Tarihler bize ne ifade ediyor? Mesela 3 Aralık size ne ifade ediyor? Doğum gününüz? Evlilik yıldönümünüz? Mezuniyet tarihiniz? Bunlar dışında bir şey ifade etmiyorsa, dünyanızda sizinle beraber bir yaşam süren 600 milyon bireyin dertlerini bir kenara atıyorsunuz demektir. Ben sizi uğraştırmadan söyleyeyim: Bu tarih Dünya Engelliler Günü.

Sponsor Bağlantılar


Engellilik olgusu insanlık tarihi kadar eski bir konu. Toplum içinde bu kadar iç içe yaşadığımız insanlar, tarihin çoğu döneminde dışlanmış durumdalar ve maalesef ki kimi toplumlarda hala toplumdan uzak yaşatılıyorlar. Engellilere ait ilk kalıntılar bu günkü Irak civarlarında yapılan kazılarda ortaya çıkıyor. Burada bulunan kalıntının tarihinin M.Ö. 45 bine kadar dayandığı düşünüyor. Ağır engellilik izlerine rastlanan bu engelli bireyin gözünün görmediği ve sağ kolunun felçli olduğu saptanıyor. Bu arkeolojik buluntu insanları tarihin çeşitli dönemlerinde engellilerin nasıl yaşadığı konusuna yönlendi ve bazı ilginç sonuçların bulunmasını sağladı. Bu araştırmalara bakacak olursak:

Roma İmparatorluğu önceleri engelli doğan bireylerin öldürülmesine izin verirken, sonradan bu yasaklamış. Ancak engelli bireylerin Roma’da eğlence amaçlı olarak kullanıldığı da belgelerde yer alıyor. M.S. 330’lu yıllarda ise İstanbul’da engelli bireyler için “Yaşama Evi” adlı bir yer açıldığı görülüyor. Bu da bize tarih içinde Roma İmparatorluğunun engelli bireylere aşama aşama haklar tanıdığını gösteriyor

Gelişmiş bir medeniyet olan Eski Mısır’da engelli bireyler ise oldukça önemsenmiş. Hatta kaynaklarda Eski Mısır’da okutulan ders kitaplarında engellilere değer verilmesi gerektiğiyle ilgili bilgiler de yer alıyor. Günümüzde dahi eğitim sistemi içerisinde çok az değinilen bu konunun, Eski Mısır’da ders kitaplarında yer aldığını görmek oldukça şaşırtıcı olsa gerek.

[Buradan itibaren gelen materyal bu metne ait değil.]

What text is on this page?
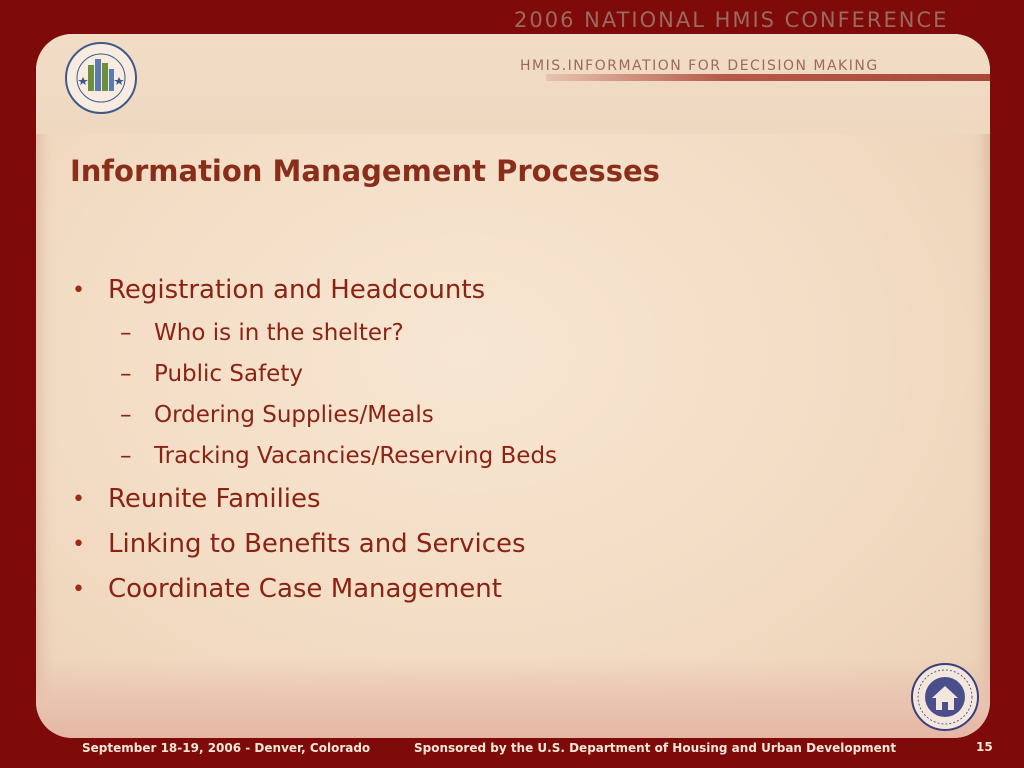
2006 NATIONAL HMIS CONFERENCE
HMIS.INFORMATION FOR DECISION MAKING
Information Management Processes
• Registration and Headcounts
– Who is in the shelter?
– Public Safety
– Ordering Supplies/Meals
– Tracking Vacancies/Reserving Beds
• Reunite Families
• Linking to Benefits and Services
• Coordinate Case Management
September 18-19, 2006 - Denver, Colorado	Sponsored by the U.S. Department of Housing and Urban Development	15
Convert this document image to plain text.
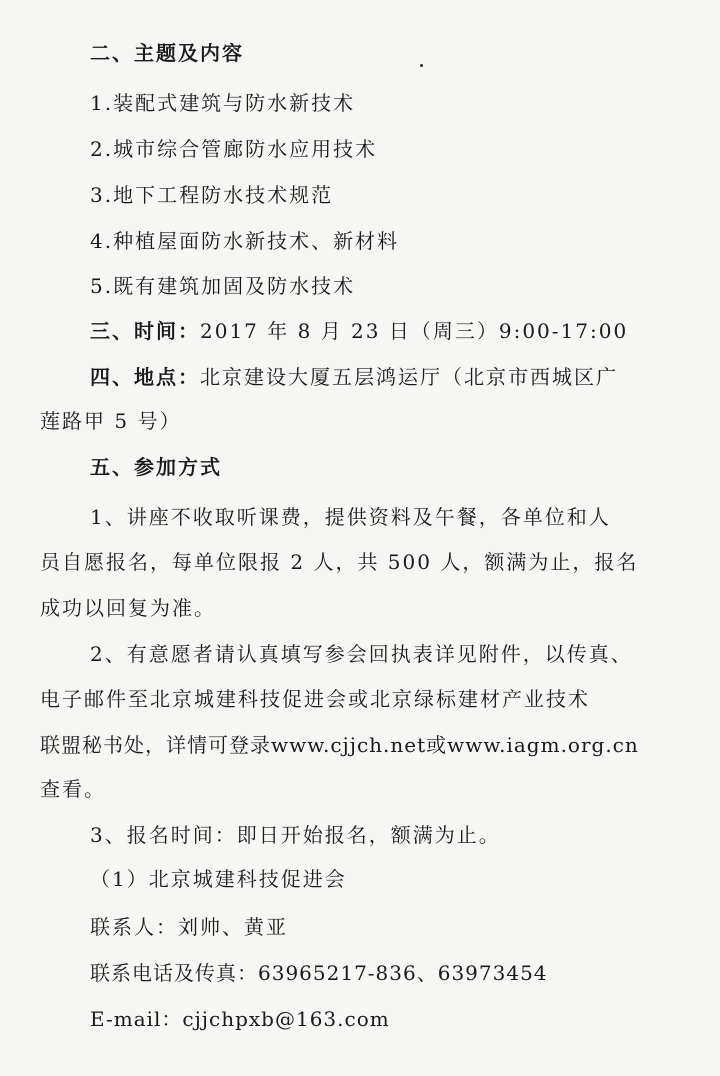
二、主题及内容
1.装配式建筑与防水新技术
2.城市综合管廊防水应用技术
3.地下工程防水技术规范
4.种植屋面防水新技术、新材料
5.既有建筑加固及防水技术
三、时间：2017 年 8 月 23 日（周三）9:00-17:00
四、地点：北京建设大厦五层鸿运厅（北京市西城区广
莲路甲 5 号）
五、参加方式
1、讲座不收取听课费，提供资料及午餐，各单位和人
员自愿报名，每单位限报 2 人，共 500 人，额满为止，报名
成功以回复为准。
2、有意愿者请认真填写参会回执表详见附件，以传真、
电子邮件至北京城建科技促进会或北京绿标建材产业技术
联盟秘书处，详情可登录www.cjjch.net或www.iagm.org.cn
查看。
3、报名时间：即日开始报名，额满为止。
（1）北京城建科技促进会
联系人：刘帅、黄亚
联系电话及传真：63965217-836、63973454
E-mail：cjjchpxb@163.com
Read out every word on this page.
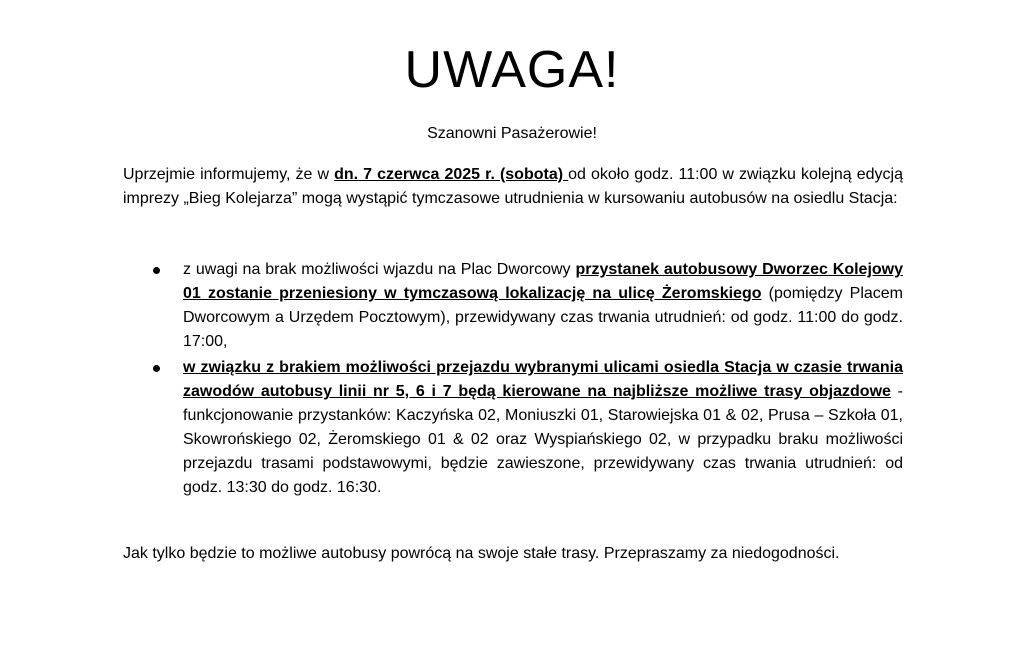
UWAGA!
Szanowni Pasażerowie!
Uprzejmie informujemy, że w dn. 7 czerwca 2025 r. (sobota) od około godz. 11:00 w związku kolejną edycją imprezy „Bieg Kolejarza” mogą wystąpić tymczasowe utrudnienia w kursowaniu autobusów na osiedlu Stacja:
z uwagi na brak możliwości wjazdu na Plac Dworcowy przystanek autobusowy Dworzec Kolejowy 01 zostanie przeniesiony w tymczasową lokalizację na ulicę Żeromskiego (pomiędzy Placem Dworcowym a Urzędem Pocztowym), przewidywany czas trwania utrudnień: od godz. 11:00 do godz. 17:00,
w związku z brakiem możliwości przejazdu wybranymi ulicami osiedla Stacja w czasie trwania zawodów autobusy linii nr 5, 6 i 7 będą kierowane na najbliższe możliwe trasy objazdowe - funkcjonowanie przystanków: Kaczyńska 02, Moniuszki 01, Starowiejska 01 & 02, Prusa – Szkoła 01, Skowrońskiego 02, Żeromskiego 01 & 02 oraz Wyspiańskiego 02, w przypadku braku możliwości przejazdu trasami podstawowymi, będzie zawieszone, przewidywany czas trwania utrudnień: od godz. 13:30 do godz. 16:30.
Jak tylko będzie to możliwe autobusy powrócą na swoje stałe trasy. Przepraszamy za niedogodności.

Diğer bir gelişmiş medeniyet olan Eski Yunan’a bakıldığımızda bu işin tanrılara kadar götürüldüğüne şahit oluyoruz. Mitolojilerin oldukça yaygın olduğu toplumda, ateş ve dövme tanrısı Hephaistos’un engelli olduğunu görüyoruz. Mitolojik kaynaklarda Hephaistos, iki bacağı topal bir tanrı olarak tanımlanıyor. Bu tanımlama ise Yunan toplumunun engellilere oldukça önem vermesini sağlıyor ve Kral, engellilere maaş bağlıyor.

Görüldüğü üzere eski medeniyetlerde, az da olsa, engelli bireylere gereken  değer verilmiş; ancak günümüze yaklaştıkça, özellikle Orta Çağ’da, bu değerlerin gittikçe yittiğini; hatta engellilere “içlerinde şeytan var!” damgası yapıştırıldığını dahi görmek mümkün. Bu değer kaybının uzun asırlarca sürdüğünü ve engelli bireylerin vahşice toplumdan uzaklaştığına üzülerek dünya şahit oldu.

Bu karanlık dönemlerden çıkılıp, 21. yüzyıla doğru geldikçe devletlerden, geç kalınan girişimler gelmeye başlar ve engelli haklarını savunan resmi yasalar çıkarılır. Bu yıllarda birçok adım atılır; ancak bunlardan en önemlisi 9 Aralık 1975 tarihli “BM Engelli Hakları Bildirisi”nde yer alan kısımlardır. Birleşmiş Milletler Genel Kurulu’nun 3447 numaralı 13 maddelik bildirisinde; engelliliğin tanımı yapılmış, ayrım gözetmeksizin bütün engellilerin aynı haklara sahip olduğu vurgulanmış, engellilerin tedavi haklarına değinilmiş ve engellileri yıpratacak söylemlerin yasalarla engellenmesi gerekliliği ülkelere öneri niteliğinde sunulmuştur.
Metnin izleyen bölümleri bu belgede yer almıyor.